« Si vous voulez embarquer une dose de solidarité dans l'assurance, il faut s'interroger sur son caractère obligatoire » (François Schmitt, président de Groupama)

Séisme, émeutes et aussi sécheresse persistante dans les territoires... Le nouveau président de Groupama, François Schmitt, est sur tous les fronts depuis sa nomination il y a un mois à la tête de l'assureur mutualiste. Pour La Tribune, il revient avec son directeur général, Thierry Martel, sur ces évènements qui dessinent aussi le futur de l'assurance.
Thierry Martel et François Schmitt, directeur général et président de Groupama, se félicitent de la coconstruction avec l’État de l'assurance des récoltes.
Thierry Martel et François Schmitt, directeur général et président de Groupama, se félicitent de la coconstruction avec l’État de l'assurance des récoltes. (Crédits : La Tribune)

LA TRIBUNE- Après les séismes, les émeutes, avez-vous mis en place des dispositifs d'urgence ?

FRANÇOIS SCHMITT- . Comme à chaque sinistre de grande ampleur, les assureurs sont à pied d'œuvre. Et Groupama n'a pas fait exception. Plus de 800 dossiers ont été ouverts après le séisme du 16 juin dans l'ouest de la France. Une agence mobile a immédiatement été déployée sur place pour faciliter les déclarations, sans attendre l'arrêté de catastrophe naturelle. Des acomptes ont été versés et les frais de relogements ont été pris en charge pour 6 mois. Ce sinistre très impressionnant devrait représenter un coût de 35 millions d'euros pour Groupama.

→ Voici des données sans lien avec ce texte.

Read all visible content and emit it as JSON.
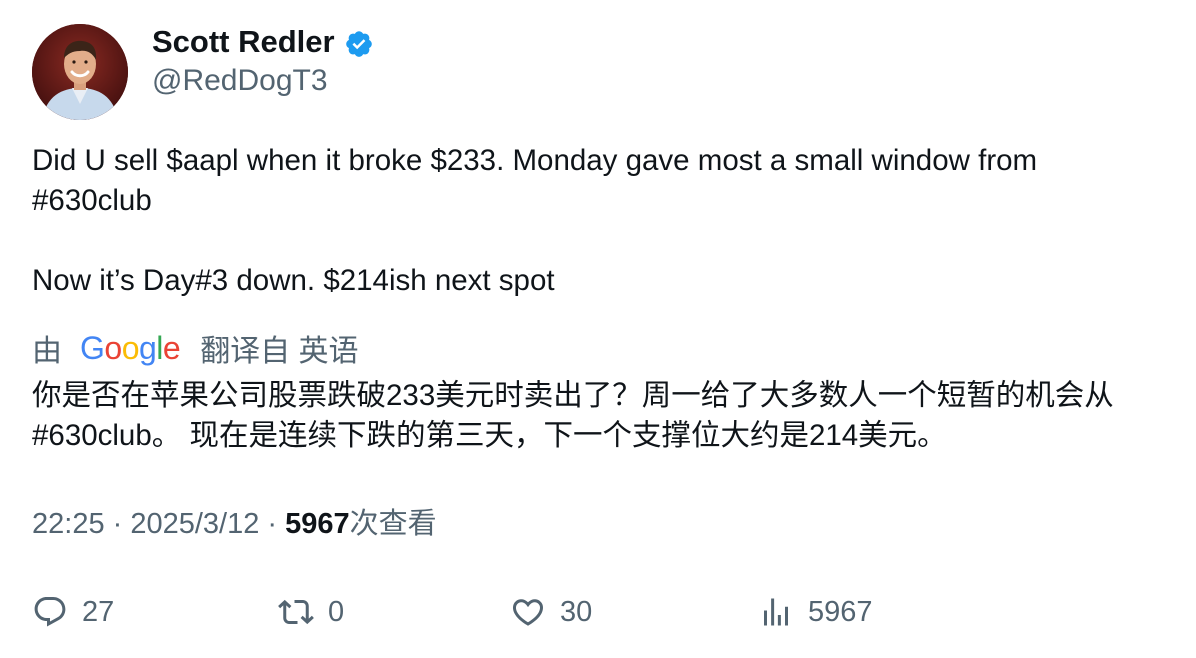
{
  "user": {
    "display_name": "Scott Redler",
    "handle": "@RedDogT3"
  },
  "tweet": {
    "line1": "Did U sell $aapl when it broke $233. Monday gave most a small window from #630club",
    "line2": "Now it’s Day#3 down. $214ish next spot"
  },
  "translation": {
    "prefix": "由",
    "provider_letters": [
      "G",
      "o",
      "o",
      "g",
      "l",
      "e"
    ],
    "suffix": "翻译自 英语",
    "text": "你是否在苹果公司股票跌破233美元时卖出了？周一给了大多数人一个短暂的机会从#630club。 现在是连续下跌的第三天，下一个支撑位大约是214美元。"
  },
  "meta": {
    "time": "22:25",
    "sep1": " · ",
    "date": "2025/3/12",
    "sep2": " · ",
    "views": "5967",
    "views_label": "次查看"
  },
  "actions": {
    "replies": "27",
    "retweets": "0",
    "likes": "30",
    "views": "5967"
  },
  "colors": {
    "text": "#0f1419",
    "secondary": "#536471",
    "verified": "#1d9bf0",
    "google_blue": "#4285F4",
    "google_red": "#EA4335",
    "google_yellow": "#FBBC05",
    "google_green": "#34A853"
  }
}
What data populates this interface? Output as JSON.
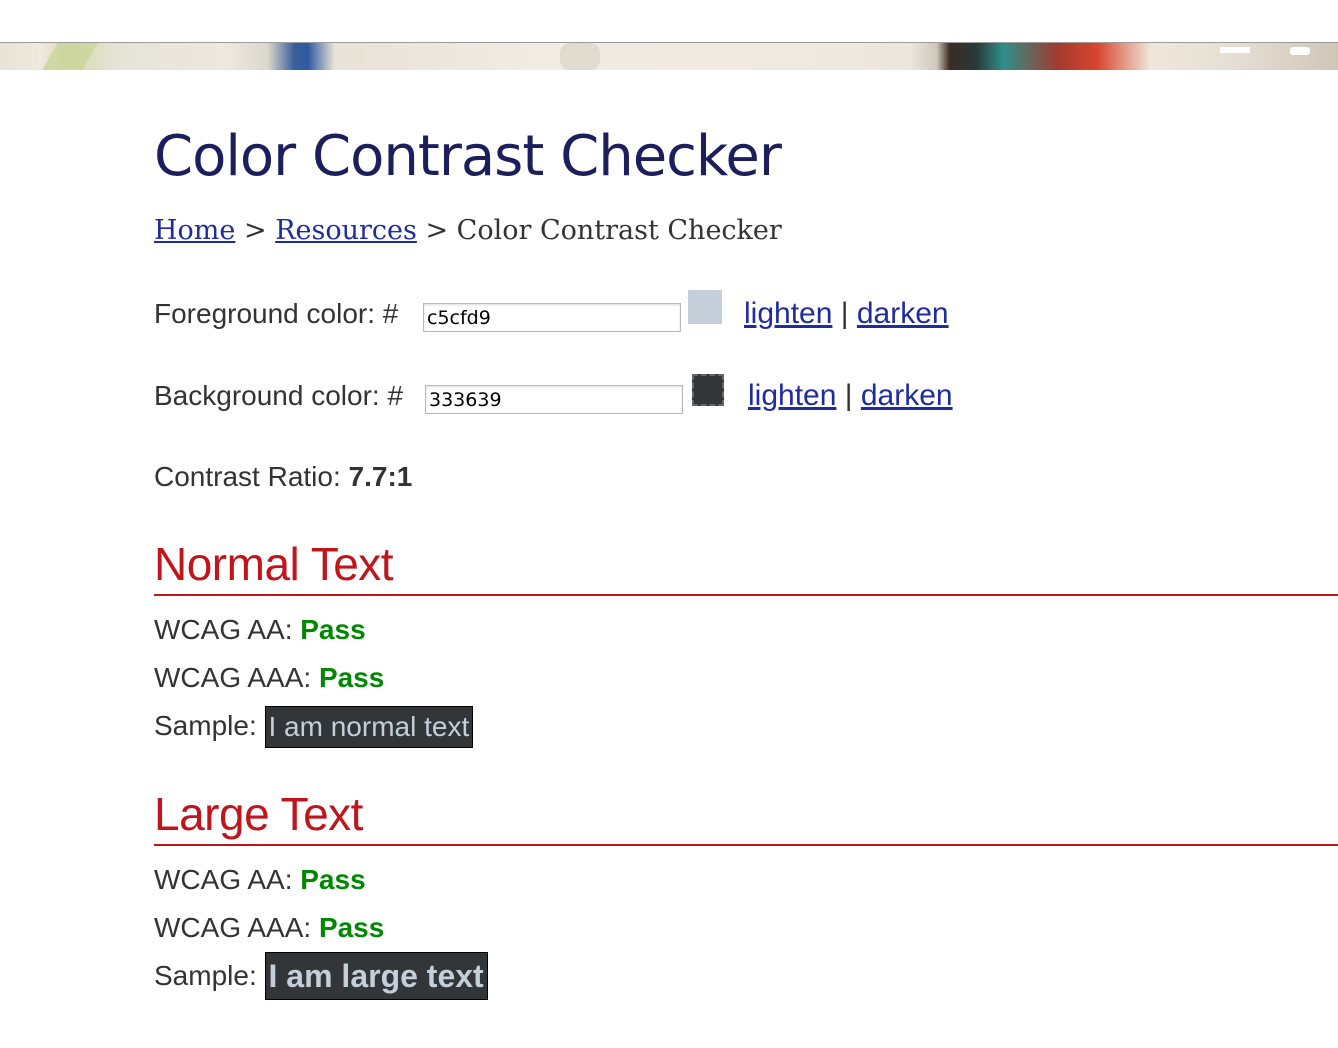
{
  "page": {
    "title": "Color Contrast Checker"
  },
  "breadcrumb": {
    "home": "Home",
    "sep1": " > ",
    "resources": "Resources",
    "sep2": " > ",
    "current": "Color Contrast Checker"
  },
  "foreground": {
    "label": "Foreground color: #",
    "value": "c5cfd9",
    "lighten": "lighten",
    "separator": " | ",
    "darken": "darken",
    "swatch_color": "#c5cfd9"
  },
  "background": {
    "label": "Background color: #",
    "value": "333639",
    "lighten": "lighten",
    "separator": " | ",
    "darken": "darken",
    "swatch_color": "#333639"
  },
  "contrast": {
    "label": "Contrast Ratio: ",
    "value": "7.7:1"
  },
  "normal_text": {
    "heading": "Normal Text",
    "aa_label": "WCAG AA: ",
    "aa_result": "Pass",
    "aaa_label": "WCAG AAA: ",
    "aaa_result": "Pass",
    "sample_label": "Sample: ",
    "sample_text": "I am normal text"
  },
  "large_text": {
    "heading": "Large Text",
    "aa_label": "WCAG AA: ",
    "aa_result": "Pass",
    "aaa_label": "WCAG AAA: ",
    "aaa_result": "Pass",
    "sample_label": "Sample: ",
    "sample_text": "I am large text"
  },
  "colors": {
    "title": "#1c1f5c",
    "link": "#1f2d9c",
    "section_heading": "#c0161b",
    "pass": "#008800"
  }
}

Concernant les émeutes récentes, là aussi, les assureurs n'ont pas besoin qu'on leur demande d'accélérer les procédures et de faire des gestes : notre métier est de gérer des sinistres. Pour aider les clients particuliers touchés, les franchises d'assurance auto et habitation ont été supprimées. Pour les professionnels, elles ont été simplifiées ou réduites. Les acomptes ont été facilités, les délais de déclaration ont été repoussés. On dénombre à ce jour plus de 400 déclarations de sinistres, pour un coût de près de 40 millions d'euros, dont les trois-quarts concernent des collectivités. Je rappelle que Groupama est le premier assureur des collectivités.

Lire aussiÉmeutes : dégradations, pillages... « On sera au-dessus d'un milliard d'euros » de dégâts (Florence Lustman, France Assureurs)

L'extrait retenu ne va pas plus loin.